#Rust

Callgraph Analysis Enables Powerful Cross-Function Lints in Rust

Rust Reporter
3 min read

A new approach to Rust linting leverages full program callgraphs to detect issues spanning multiple functions, moving beyond intra-function checks to catch resource leaks, protocol violations, and incorrect API usage patterns that standard lints miss.

Standard Rust lints like those in Clippy operate primarily within single function bodies, analyzing control flow and data flow locally. While effective for catching obvious mistakes (e.g., unused variables, obvious panics), they fundamentally cannot verify properties requiring reasoning across function boundaries—such as ensuring a resource acquired in one function is always released in another, or that a state machine protocol is followed correctly across a call chain. This limitation stems from the compiler's traditional lint pass architecture, which processes functions in isolation without global context.

The author's work describes implementing a custom lint that accesses the complete call graph of a Rust program during compilation. By integrating with rustc's query system, the lint retrieves a fully resolved call graph (including monomorphized instances and trait dispatch) after type checking but before code generation. This graph represents every possible dynamic call target as a static over-approximation, enabling the lint to perform interprocedural analysis. For example, to detect file handle leaks, the lint tracks:

  • Where fs::File::open is called (acquisition points)
  • Where file.read/write occurs (usage points)
  • Where file.drop happens implicitly via scope exit or explicit drop calls
  • Whether all paths from acquisition to program termination pass through a release point

This requires solving a reachability problem on the call graph: for each acquisition node, verify all paths lead to a release node before any potential leak point (like thread spawn or mem::forget). The implementation uses rustc's tcx.call_graph(query) to obtain the graph, then applies a custom dataflow analysis tracking resource states across call edges. Crucially, the analysis remains sound (no false negatives) by treating unresolved calls (e.g., via function pointers) as potentially reaching any node—a necessary trade-off for decidability.

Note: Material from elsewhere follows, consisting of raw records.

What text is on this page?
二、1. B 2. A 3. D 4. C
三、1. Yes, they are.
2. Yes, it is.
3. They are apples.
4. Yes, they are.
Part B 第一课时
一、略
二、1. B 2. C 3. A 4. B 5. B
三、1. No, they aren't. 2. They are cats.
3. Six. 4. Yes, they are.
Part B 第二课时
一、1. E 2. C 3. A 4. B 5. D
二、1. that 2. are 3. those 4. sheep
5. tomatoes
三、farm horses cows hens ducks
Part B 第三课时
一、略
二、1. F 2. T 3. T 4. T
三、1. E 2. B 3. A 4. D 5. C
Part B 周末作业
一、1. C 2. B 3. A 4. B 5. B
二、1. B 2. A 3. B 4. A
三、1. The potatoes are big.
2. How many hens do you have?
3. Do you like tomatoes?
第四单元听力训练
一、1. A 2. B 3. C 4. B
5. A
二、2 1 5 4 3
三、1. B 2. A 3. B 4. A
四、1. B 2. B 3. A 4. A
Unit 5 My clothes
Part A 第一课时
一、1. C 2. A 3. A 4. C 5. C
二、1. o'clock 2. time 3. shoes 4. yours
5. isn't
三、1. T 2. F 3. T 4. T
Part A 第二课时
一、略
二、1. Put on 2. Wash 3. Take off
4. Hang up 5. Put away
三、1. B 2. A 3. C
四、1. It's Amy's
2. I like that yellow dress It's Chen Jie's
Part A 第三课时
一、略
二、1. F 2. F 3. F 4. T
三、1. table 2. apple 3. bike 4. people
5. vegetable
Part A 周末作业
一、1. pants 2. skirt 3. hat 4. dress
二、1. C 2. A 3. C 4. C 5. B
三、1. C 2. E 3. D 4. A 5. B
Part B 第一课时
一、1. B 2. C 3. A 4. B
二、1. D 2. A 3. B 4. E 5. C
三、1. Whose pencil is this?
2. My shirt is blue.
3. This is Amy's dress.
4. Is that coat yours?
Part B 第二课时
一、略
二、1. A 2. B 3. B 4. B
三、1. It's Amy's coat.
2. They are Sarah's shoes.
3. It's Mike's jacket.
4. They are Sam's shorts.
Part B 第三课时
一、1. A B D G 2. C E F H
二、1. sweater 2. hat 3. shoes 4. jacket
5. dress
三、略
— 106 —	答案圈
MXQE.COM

A concrete example demonstrated in the post checks correct usage of the async_trait macro's locking pattern. The lint verifies that every async fn in a trait impl either:

  1. Contains no .await points (trivially safe)
  2. Or, if it contains .await, ensures the impl struct holds a MutexGuard acquired before the first .await and released after the last .await—preventing deadlocks from holding locks across await points. This property is impossible to verify without seeing the full async state machine expansion and its call relationships.

The approach incurs measurable compile-time overhead (typically 5-15% increase in clean builds for medium projects) due to call graph construction and interprocedural analysis. However, the author argues this is justified for safety-critical lints where false negatives carry significant risk. The technique relies on rustc's incremental compilation infrastructure; unchanged functions reuse prior call graph slices, making the cost primarily proportional to the size of the modified call chain.

This work highlights a growing trend in Rust tooling: leveraging the compiler's rich intermediate representations for deeper semantic checks. While not suitable for all lints (simple syntax checks remain faster intra-function), callgraph-aware analysis opens new correctness verification frontiers—particularly for protocols involving lifetimes, concurrency, and resource management where violations manifest only across function boundaries. The source code for the prototype lint is available in the author's work repository, demonstrating integration via a rustc driver plugin that hooks into the after_analysis callback.